Hey. I just started using mathematica 5.2, and having a little trouble. When using the Solve[] function, the solutions are given as lists:

{{t -> a}, {t -> 4}}

In my next step of calculations, i want to use my second solution. How can i refer to it, instead of having to type it out. Now i know that if the solution was infact 4 that it would be easier to type it, but the solutions are not always as simple.

Thanks,
Dan.

Last edited: Apr 28, 2007
2. Apr 28, 2007

### Crosson

the short answer is:

t /. {{t -> a}, {t -> 4}}

The solution is returned in the form of a replacement rule,the " /. " should be read as "replace". (look up the functions Rule and Replace in help). Replacement rules are extremely important.

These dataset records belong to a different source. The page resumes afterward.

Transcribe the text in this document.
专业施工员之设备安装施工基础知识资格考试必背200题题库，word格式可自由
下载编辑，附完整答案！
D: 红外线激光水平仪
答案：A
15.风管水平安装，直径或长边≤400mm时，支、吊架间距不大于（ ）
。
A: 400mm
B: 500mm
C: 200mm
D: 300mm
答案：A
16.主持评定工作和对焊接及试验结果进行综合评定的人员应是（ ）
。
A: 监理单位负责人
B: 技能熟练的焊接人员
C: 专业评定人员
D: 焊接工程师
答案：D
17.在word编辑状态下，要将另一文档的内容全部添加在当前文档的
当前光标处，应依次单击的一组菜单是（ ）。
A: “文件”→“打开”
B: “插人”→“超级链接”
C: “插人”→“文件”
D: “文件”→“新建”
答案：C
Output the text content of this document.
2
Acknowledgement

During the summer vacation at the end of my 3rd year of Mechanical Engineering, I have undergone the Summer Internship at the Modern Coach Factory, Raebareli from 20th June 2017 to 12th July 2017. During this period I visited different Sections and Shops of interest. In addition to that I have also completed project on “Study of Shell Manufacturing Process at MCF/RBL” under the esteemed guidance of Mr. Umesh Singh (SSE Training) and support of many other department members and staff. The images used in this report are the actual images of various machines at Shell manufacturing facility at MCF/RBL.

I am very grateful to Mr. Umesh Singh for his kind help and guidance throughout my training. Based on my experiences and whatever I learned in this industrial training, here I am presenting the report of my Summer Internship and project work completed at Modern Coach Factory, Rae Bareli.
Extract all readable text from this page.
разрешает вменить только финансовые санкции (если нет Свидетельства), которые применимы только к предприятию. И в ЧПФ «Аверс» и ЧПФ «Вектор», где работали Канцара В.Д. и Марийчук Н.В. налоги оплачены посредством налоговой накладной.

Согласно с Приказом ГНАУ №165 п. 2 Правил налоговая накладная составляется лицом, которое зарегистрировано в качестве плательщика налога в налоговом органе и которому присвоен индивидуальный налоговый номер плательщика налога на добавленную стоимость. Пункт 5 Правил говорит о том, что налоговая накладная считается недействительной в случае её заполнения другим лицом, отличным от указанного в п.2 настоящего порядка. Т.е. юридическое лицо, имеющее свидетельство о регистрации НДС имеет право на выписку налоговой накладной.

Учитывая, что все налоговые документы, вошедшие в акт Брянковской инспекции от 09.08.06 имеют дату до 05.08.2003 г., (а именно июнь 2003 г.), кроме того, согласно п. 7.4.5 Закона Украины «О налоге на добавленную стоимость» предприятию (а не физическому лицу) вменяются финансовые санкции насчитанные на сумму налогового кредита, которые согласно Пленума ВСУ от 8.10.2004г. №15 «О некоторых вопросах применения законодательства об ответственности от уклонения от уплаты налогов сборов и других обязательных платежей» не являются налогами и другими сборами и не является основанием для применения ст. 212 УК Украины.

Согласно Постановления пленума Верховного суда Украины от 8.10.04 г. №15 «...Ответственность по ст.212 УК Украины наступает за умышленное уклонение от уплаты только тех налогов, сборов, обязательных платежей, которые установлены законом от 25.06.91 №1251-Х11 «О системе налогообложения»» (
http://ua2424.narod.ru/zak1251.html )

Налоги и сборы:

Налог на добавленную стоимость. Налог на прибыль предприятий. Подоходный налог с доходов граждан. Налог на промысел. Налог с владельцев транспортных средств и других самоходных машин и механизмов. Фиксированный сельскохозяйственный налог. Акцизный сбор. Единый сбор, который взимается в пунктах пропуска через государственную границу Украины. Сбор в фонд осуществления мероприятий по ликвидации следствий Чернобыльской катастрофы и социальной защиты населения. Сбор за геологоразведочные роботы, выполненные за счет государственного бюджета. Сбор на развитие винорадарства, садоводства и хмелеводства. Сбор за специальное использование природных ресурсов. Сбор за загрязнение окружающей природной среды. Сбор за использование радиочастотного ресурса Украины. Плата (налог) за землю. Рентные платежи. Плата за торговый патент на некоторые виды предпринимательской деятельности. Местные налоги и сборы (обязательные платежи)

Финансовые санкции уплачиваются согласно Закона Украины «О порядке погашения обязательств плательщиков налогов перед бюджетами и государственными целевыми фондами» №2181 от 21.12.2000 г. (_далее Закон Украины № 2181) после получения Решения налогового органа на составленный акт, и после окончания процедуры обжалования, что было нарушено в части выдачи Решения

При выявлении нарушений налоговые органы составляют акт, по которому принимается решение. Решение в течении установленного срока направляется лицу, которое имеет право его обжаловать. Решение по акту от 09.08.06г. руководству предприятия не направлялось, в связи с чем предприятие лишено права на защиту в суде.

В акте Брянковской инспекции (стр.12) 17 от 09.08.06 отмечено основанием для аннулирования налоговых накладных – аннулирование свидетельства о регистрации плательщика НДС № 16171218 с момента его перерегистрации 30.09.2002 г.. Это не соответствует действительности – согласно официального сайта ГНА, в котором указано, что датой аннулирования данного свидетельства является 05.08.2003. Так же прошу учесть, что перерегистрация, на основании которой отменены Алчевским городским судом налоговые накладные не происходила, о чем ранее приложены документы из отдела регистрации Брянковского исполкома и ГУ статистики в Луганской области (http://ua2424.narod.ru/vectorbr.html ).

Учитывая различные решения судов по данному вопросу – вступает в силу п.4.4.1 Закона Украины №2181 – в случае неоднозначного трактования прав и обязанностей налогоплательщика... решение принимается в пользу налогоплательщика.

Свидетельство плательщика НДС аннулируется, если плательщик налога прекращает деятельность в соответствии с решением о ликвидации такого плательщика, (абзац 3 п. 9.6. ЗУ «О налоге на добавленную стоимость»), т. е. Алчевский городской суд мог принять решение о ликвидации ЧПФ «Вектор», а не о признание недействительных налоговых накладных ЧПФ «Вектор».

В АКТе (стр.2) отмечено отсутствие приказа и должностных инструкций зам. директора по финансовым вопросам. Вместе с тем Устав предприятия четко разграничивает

When you encounter a puzzling expression, try the function FullForm to see what its made of so you can look up the individual parts in the extensive Built-In help.

3. Apr 29, 2007

### danago

Ahh yes that makes sense. Thanks for that

I now have a new question. I want to solve an equation, but the solution must lie within a restricted range of values. I assumed the following would work:

Solve[ y[t]==0, t, {t,a,b}]

However, it doesnt. I had a look at the built in help browser, and wasnt able to come up with anything. What should i do?

Last edited: Apr 29, 2007
4. Apr 29, 2007

### Crosson

A simple method in two lines:

rangeQ[x_] = a ≤ x ≤ b;

Select[ t/.Solve[y[t] == 0, t] , rangeQ ]

Using a pure function in one line:

Select[ t/.Solve[y[t] == 0, t] , a ≤ # ≤ b &]

This preserves them as rules, rather then values:

Select[ Solve[y[t] == 0, t] , a ≤ Last[#] ≤ b &]

Hope that helps.

5. Apr 30, 2007

### cosmicstring1

Try "Part" command as Part[Solve[(t - a)*(t - 4) == 0, t], 2, 1, 2]